Former PJD chief Benkirane is not happy with the new PJD-led government and regrets the replacing of some PJD ministers.
Rabat – Former Head of Government Abdelilah Benkirane has once again lashed out at the El Othmani-led government, especially calling out the current head of government for his poor choice of ministers during the recent ministerial reshuffle.
A traditional government critic since he left his head of government post in November 2017, the erratic and feisty Benkirane, a veteran member and proclaimed “spiritual guide” of Morocco’s ruling Justice and Development Party (PJD) has not been out of the political limelight for months.
Since his much-reported feud with El Othmani on the recently adopted education bill, Benkirane had stayed out of political sight, only sporadically and rather uncontroversially commenting on the future of the PJD.
Breaking the months-long relative silence over the weekend, however, the former PJD chief told a group of PJD youth at his home in Rabat that he has had a hard time understanding some of El Othmani’s choices when appointing ministers.
Continuity vs. new blood
“I have failed to find a reasonable explanation” for the sacking of some ministers, he insisted, emphasizing the “handiwork” and dedication of some outgoing ministers, especially from the PJD, whom he believes were doing “very good” work.
He then named Mustapha El Khalfi, the former government spokesperson (and, of course, an influential PJD member), as the perfect illustration of ministers who should have not been replaced.
“People are not happy with El Khalfi’s departure,” he said. He went on to explain that while El Khalfi is surely “not a genius, he is a hard worker and good researcher.”
The comment may come across as a veiled criticism of Hassan Abyaba, the newly appointed minister for culture, sports, and youth as well as government spokesperson. Abyaba’s first press conferences have been below the standard El Khalfi set when summarizing the talking points of government meetings or explaining the government’s positions on sensitive topics.
At the same time, however, while many have also criticized the government reshuffle, Benkirane’s praise of outgoing PJD ministers may raise questions about his partisan rhetoric.

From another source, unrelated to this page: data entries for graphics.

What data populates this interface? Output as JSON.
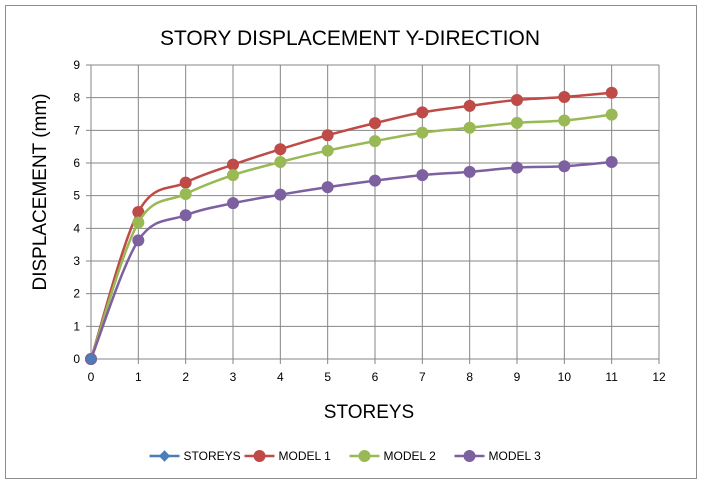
{
  "chart_data": {
    "type": "line",
    "title": "STORY DISPLACEMENT Y-DIRECTION",
    "xlabel": "STOREYS",
    "ylabel": "DISPLACEMENT (mm)",
    "xlim": [
      0,
      12
    ],
    "ylim": [
      0,
      9
    ],
    "xticks": [
      "0",
      "1",
      "2",
      "3",
      "4",
      "5",
      "6",
      "7",
      "8",
      "9",
      "10",
      "11",
      "12"
    ],
    "yticks": [
      "0",
      "1",
      "2",
      "3",
      "4",
      "5",
      "6",
      "7",
      "8",
      "9"
    ],
    "grid": true,
    "legend_position": "bottom",
    "smooth": true,
    "x": [
      0,
      1,
      2,
      3,
      4,
      5,
      6,
      7,
      8,
      9,
      10,
      11
    ],
    "series": [
      {
        "name": "STOREYS",
        "color": "#4a7ebb",
        "marker": "diamond",
        "x": [
          0
        ],
        "values": [
          0
        ]
      },
      {
        "name": "MODEL 1",
        "color": "#be4b48",
        "marker": "circle",
        "values": [
          0,
          4.5,
          5.4,
          5.95,
          6.42,
          6.85,
          7.22,
          7.55,
          7.75,
          7.93,
          8.02,
          8.15
        ]
      },
      {
        "name": "MODEL 2",
        "color": "#98b954",
        "marker": "circle",
        "values": [
          0,
          4.18,
          5.05,
          5.63,
          6.03,
          6.38,
          6.67,
          6.93,
          7.08,
          7.23,
          7.3,
          7.48
        ]
      },
      {
        "name": "MODEL 3",
        "color": "#7d60a0",
        "marker": "circle",
        "values": [
          0,
          3.63,
          4.4,
          4.77,
          5.03,
          5.26,
          5.46,
          5.63,
          5.73,
          5.86,
          5.9,
          6.03
        ]
      }
    ]
  }
}
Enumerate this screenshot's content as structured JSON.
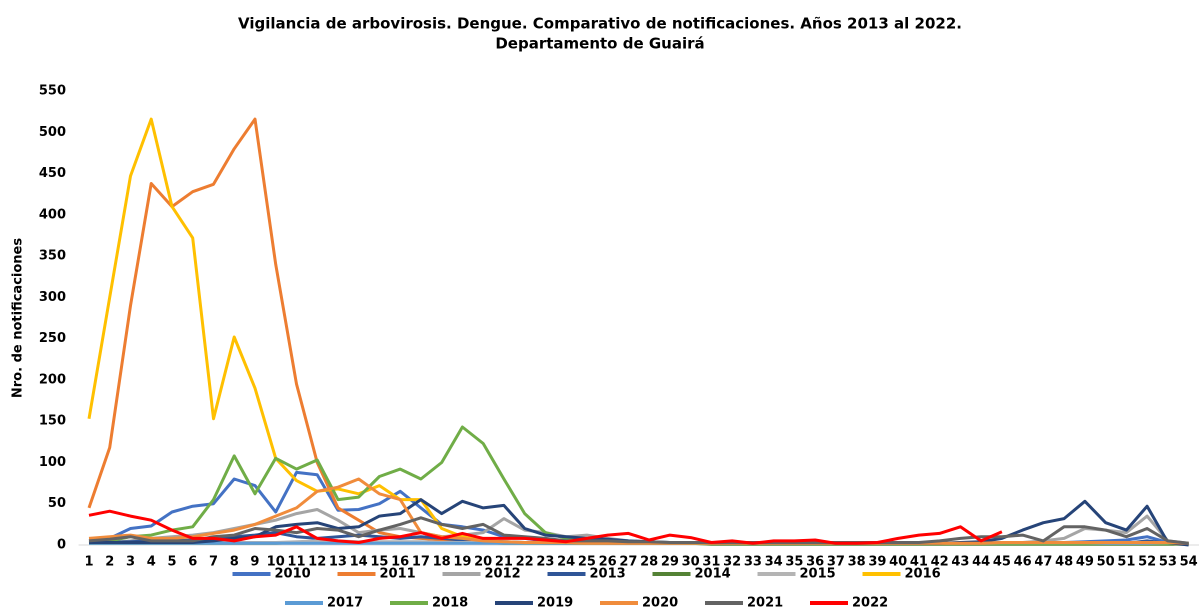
{
  "chart_data": {
    "type": "line",
    "title": "Vigilancia de arbovirosis. Dengue. Comparativo de notificaciones. Años 2013 al 2022.",
    "subtitle": "Departamento de Guairá",
    "y_label": "Nro. de notificaciones",
    "categories": [
      1,
      2,
      3,
      4,
      5,
      6,
      7,
      8,
      9,
      10,
      11,
      12,
      13,
      14,
      15,
      16,
      17,
      18,
      19,
      20,
      21,
      22,
      23,
      24,
      25,
      26,
      27,
      28,
      29,
      30,
      31,
      32,
      33,
      34,
      35,
      36,
      37,
      38,
      39,
      40,
      41,
      42,
      43,
      44,
      45,
      46,
      47,
      48,
      49,
      50,
      51,
      52,
      53,
      54
    ],
    "ylim": [
      0,
      550
    ],
    "yticks": [
      0,
      50,
      100,
      150,
      200,
      250,
      300,
      350,
      400,
      450,
      500,
      550
    ],
    "grid": false,
    "legend": "bottom",
    "series": [
      {
        "name": "2010",
        "color": "#4472c4",
        "values": [
          5,
          8,
          20,
          23,
          40,
          47,
          50,
          80,
          72,
          40,
          88,
          85,
          42,
          43,
          50,
          65,
          45,
          25,
          22,
          18,
          10,
          8,
          5,
          5,
          4,
          4,
          3,
          3,
          3,
          2,
          2,
          2,
          2,
          2,
          2,
          2,
          2,
          2,
          2,
          2,
          2,
          2,
          2,
          3,
          3,
          3,
          3,
          3,
          4,
          5,
          6,
          10,
          3,
          1
        ]
      },
      {
        "name": "2011",
        "color": "#ed7d31",
        "values": [
          45,
          118,
          290,
          438,
          410,
          428,
          437,
          480,
          516,
          340,
          195,
          100,
          45,
          30,
          15,
          10,
          8,
          6,
          5,
          4,
          3,
          3,
          2,
          2,
          2,
          2,
          2,
          2,
          2,
          2,
          2,
          2,
          2,
          2,
          2,
          2,
          2,
          2,
          2,
          2,
          2,
          2,
          2,
          2,
          2,
          2,
          2,
          2,
          2,
          2,
          2,
          2,
          2,
          1
        ]
      },
      {
        "name": "2012",
        "color": "#a5a5a5",
        "values": [
          2,
          3,
          5,
          8,
          10,
          12,
          15,
          20,
          25,
          30,
          38,
          43,
          30,
          15,
          18,
          20,
          15,
          10,
          12,
          15,
          32,
          18,
          15,
          10,
          12,
          8,
          5,
          4,
          3,
          3,
          3,
          3,
          2,
          2,
          2,
          2,
          2,
          2,
          2,
          2,
          2,
          2,
          2,
          3,
          3,
          3,
          5,
          8,
          20,
          18,
          15,
          35,
          5,
          2
        ]
      },
      {
        "name": "2013",
        "color": "#2f5597",
        "values": [
          3,
          3,
          4,
          5,
          5,
          6,
          8,
          10,
          12,
          15,
          10,
          8,
          10,
          12,
          10,
          8,
          10,
          8,
          6,
          5,
          4,
          3,
          3,
          3,
          3,
          2,
          2,
          2,
          2,
          2,
          2,
          2,
          2,
          2,
          2,
          2,
          2,
          2,
          2,
          2,
          2,
          2,
          2,
          2,
          2,
          2,
          2,
          2,
          2,
          2,
          2,
          5,
          2,
          1
        ]
      },
      {
        "name": "2014",
        "color": "#548235",
        "values": [
          2,
          2,
          2,
          2,
          2,
          2,
          2,
          2,
          2,
          2,
          3,
          3,
          3,
          3,
          3,
          3,
          3,
          3,
          3,
          3,
          2,
          2,
          2,
          2,
          2,
          2,
          2,
          2,
          2,
          2,
          1,
          1,
          1,
          1,
          1,
          1,
          1,
          1,
          1,
          1,
          1,
          1,
          1,
          1,
          1,
          1,
          1,
          1,
          1,
          1,
          1,
          1,
          1,
          1
        ]
      },
      {
        "name": "2015",
        "color": "#b4b4b4",
        "values": [
          3,
          3,
          3,
          3,
          3,
          3,
          3,
          3,
          3,
          3,
          4,
          5,
          5,
          4,
          4,
          4,
          4,
          3,
          3,
          3,
          3,
          3,
          3,
          3,
          3,
          3,
          3,
          3,
          3,
          3,
          2,
          2,
          2,
          2,
          2,
          2,
          2,
          2,
          2,
          2,
          2,
          2,
          2,
          2,
          2,
          2,
          2,
          2,
          2,
          2,
          2,
          2,
          2,
          1
        ]
      },
      {
        "name": "2016",
        "color": "#ffc000",
        "values": [
          153,
          300,
          447,
          516,
          410,
          372,
          153,
          252,
          190,
          105,
          78,
          65,
          68,
          62,
          72,
          55,
          55,
          20,
          10,
          5,
          3,
          2,
          2,
          2,
          2,
          2,
          2,
          2,
          2,
          2,
          2,
          2,
          2,
          2,
          2,
          2,
          2,
          2,
          2,
          2,
          2,
          2,
          2,
          2,
          2,
          2,
          2,
          2,
          2,
          2,
          2,
          2,
          2,
          1
        ]
      },
      {
        "name": "2017",
        "color": "#5b9bd5",
        "values": [
          2,
          2,
          2,
          2,
          2,
          2,
          2,
          2,
          2,
          2,
          2,
          2,
          2,
          2,
          2,
          2,
          2,
          2,
          2,
          2,
          2,
          2,
          2,
          2,
          2,
          2,
          2,
          2,
          2,
          2,
          2,
          2,
          2,
          2,
          2,
          2,
          2,
          2,
          2,
          2,
          2,
          2,
          2,
          2,
          2,
          2,
          2,
          2,
          2,
          2,
          2,
          2,
          2,
          1
        ]
      },
      {
        "name": "2018",
        "color": "#70ad47",
        "values": [
          3,
          5,
          10,
          12,
          18,
          22,
          55,
          108,
          62,
          105,
          92,
          103,
          55,
          58,
          83,
          92,
          80,
          100,
          143,
          123,
          80,
          38,
          15,
          8,
          5,
          5,
          4,
          3,
          3,
          2,
          2,
          2,
          2,
          2,
          2,
          2,
          2,
          2,
          2,
          2,
          2,
          2,
          2,
          2,
          2,
          2,
          2,
          2,
          2,
          3,
          3,
          3,
          2,
          1
        ]
      },
      {
        "name": "2019",
        "color": "#264478",
        "values": [
          3,
          3,
          3,
          3,
          3,
          3,
          5,
          8,
          10,
          22,
          25,
          27,
          20,
          22,
          35,
          38,
          55,
          38,
          53,
          45,
          48,
          20,
          12,
          10,
          8,
          7,
          5,
          4,
          3,
          3,
          2,
          2,
          2,
          2,
          2,
          2,
          2,
          2,
          2,
          2,
          2,
          2,
          3,
          4,
          8,
          18,
          27,
          32,
          53,
          27,
          18,
          47,
          3,
          0
        ]
      },
      {
        "name": "2020",
        "color": "#f08c3c",
        "values": [
          8,
          10,
          12,
          8,
          8,
          10,
          14,
          18,
          25,
          35,
          45,
          65,
          70,
          80,
          62,
          55,
          15,
          10,
          8,
          5,
          4,
          3,
          3,
          3,
          2,
          2,
          2,
          2,
          2,
          2,
          2,
          2,
          2,
          2,
          2,
          2,
          2,
          2,
          2,
          2,
          2,
          2,
          2,
          2,
          3,
          3,
          3,
          3,
          3,
          3,
          3,
          3,
          3,
          2
        ]
      },
      {
        "name": "2021",
        "color": "#636363",
        "values": [
          5,
          7,
          10,
          5,
          5,
          5,
          10,
          12,
          20,
          18,
          15,
          20,
          18,
          10,
          18,
          25,
          33,
          25,
          20,
          25,
          12,
          10,
          8,
          5,
          5,
          5,
          4,
          4,
          3,
          3,
          3,
          3,
          3,
          3,
          3,
          3,
          3,
          3,
          3,
          3,
          3,
          5,
          8,
          10,
          10,
          12,
          5,
          22,
          22,
          18,
          10,
          20,
          5,
          2
        ]
      },
      {
        "name": "2022",
        "color": "#ff0000",
        "values": [
          36,
          41,
          35,
          30,
          18,
          8,
          8,
          5,
          10,
          12,
          22,
          8,
          5,
          3,
          8,
          10,
          15,
          8,
          14,
          8,
          8,
          8,
          6,
          4,
          8,
          12,
          14,
          6,
          12,
          9,
          3,
          5,
          2,
          5,
          5,
          6,
          2,
          2,
          3,
          8,
          12,
          14,
          22,
          5,
          16,
          null,
          null,
          null,
          null,
          null,
          null,
          null,
          null,
          null
        ]
      }
    ]
  }
}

Following the government reshuffle, most critics, rather than complain about the departure of some members, expressed doubts about the new government’s ability to actually deliver the changes that have been promised. Critics of the government reshuffle were mostly concerned about the triumph of continuity over rupture, as promised by the King.
But Benkirane’s message appears to suggest that he is concerned that there was insufficient continuity in the ministerial appointments.
As if to respond to that prospective rebuttal of his conservative and PJD-embracing criticism of the new government, however, Benkirane said that he is mostly concerned about “what can be done to change the country, rather than returning, going back to the 1970s.”
But whether his defense—that he wants change rather than a return to old values—works remains to be seen. In most of his latest tirades against the El Othmani-led government, Benkirane has decried what he saw as El Othmani’s tendency to pander to Moroccan progressives.
The most striking example is a 26-minute video in which, fuming at the draft law on the adoption of French as the language of instruction for science in Moroccan schools, Benkirane lampooned El Othmani and other PJD ministers and MPs who were supportive of the legislative move.
He labeled them “cowards” and “traitors” who have forgotten and “betrayed” the cultural and religious tenets of the Moroccan society, emphatically calling El Othmani out for apparently siding with progressive Moroccans and calling the law a “betrayal of the principles of the party and the [Moroccan] Constitution and its vision.”